Every day, the Trump regime conducts itself with disregard for the law and contempt for Federal Courts. The nation’s largest and, in many ways, most important Federal “court” system — the U.S. Immigration Court — isn’t a “court” at all, within any normal understanding of the word. Its structure and operation is blatantly unconstitutional — dissing the Due Process requirement for fair and impartial quasi-judicial adjudicators for “enforcement agents in robes” beholden to Chief Trump Toady Billy Barr, and, through him, to DHS Enforcement. J.R. and his “Complicit Five” are above it all.
The only human lives and rights for which the Supremes’ majority evinces any particular concern are the lives of the unborn and the rights of citizens to assault each other with high-power weapons. Only corporations appear to have rights worth protecting under J.R.’s skewed view of America. What’s wrong with this twisted and nonsensical picture of our once-proud legal system?
The only good news: America will have a chance (perhaps out last clear one) to vote at least some of the GOP clowns out of office in November!
Of course, J.R. and his GOP robed sell-outs are immune from accountability and far above the daily unfolding of the unconscionable legal, moral, and human disasters and tragedies they have countenanced and enabled. But, they are not immune from the judgment of history!
The Constitution requires the Chiefie to preside over the rest of the GOP Clown Show and “validate” the pre-announced violation of their oaths as openly biased jurors like Graham, McConnell, Paul, Cruz, and the other GOP Trump toadies have already flaunted in J.R.’s face.

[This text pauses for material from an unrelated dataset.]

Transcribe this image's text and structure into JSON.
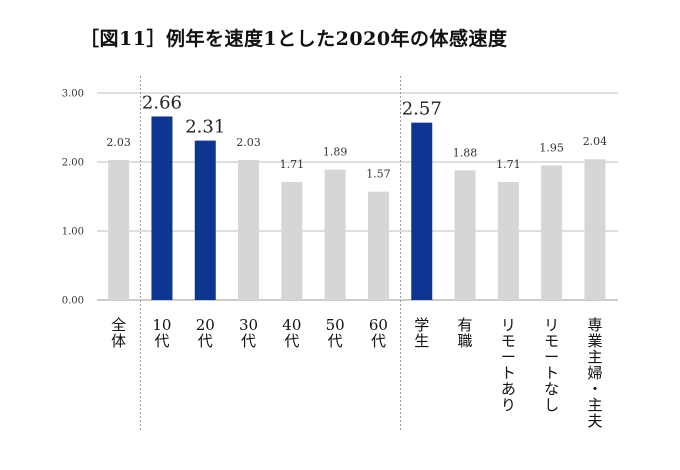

Respect has to be earned. Unless and until the Chiefie starts enforcing the law, upholding Due Process in the face of Trump’s scofflaw behavior, and saving a few lives of the most vulnerable among us, J.R. will see a continued deterioration of his reputation and a harsh historical judgment of his complicity in the face of anti-American tyranny.
As MLK, Jr., once said: “Injustice anywhere is a threat to justice everywhere.” I’m sure that J.R., student of history that he is, has read that quote; but, tragically, it seems to have gone in one ear and out the other! You don’t have to look very far or be #1 in your class at Harvard Law to see the Constitutional mockery and grotesque injustices, not to mention rudeness and inhumanity, taking place in our Immigration Courts, at our borders, and in our overall immigration system every day!
Time to wake up, get involved, and end the Clown Show, Chiefie! That’s what life-tenure is supposed to be about! That’s what courageous and exemplary historical legacies are built upon!
Due Process Forever; Feckless & Complicit Courts, Never!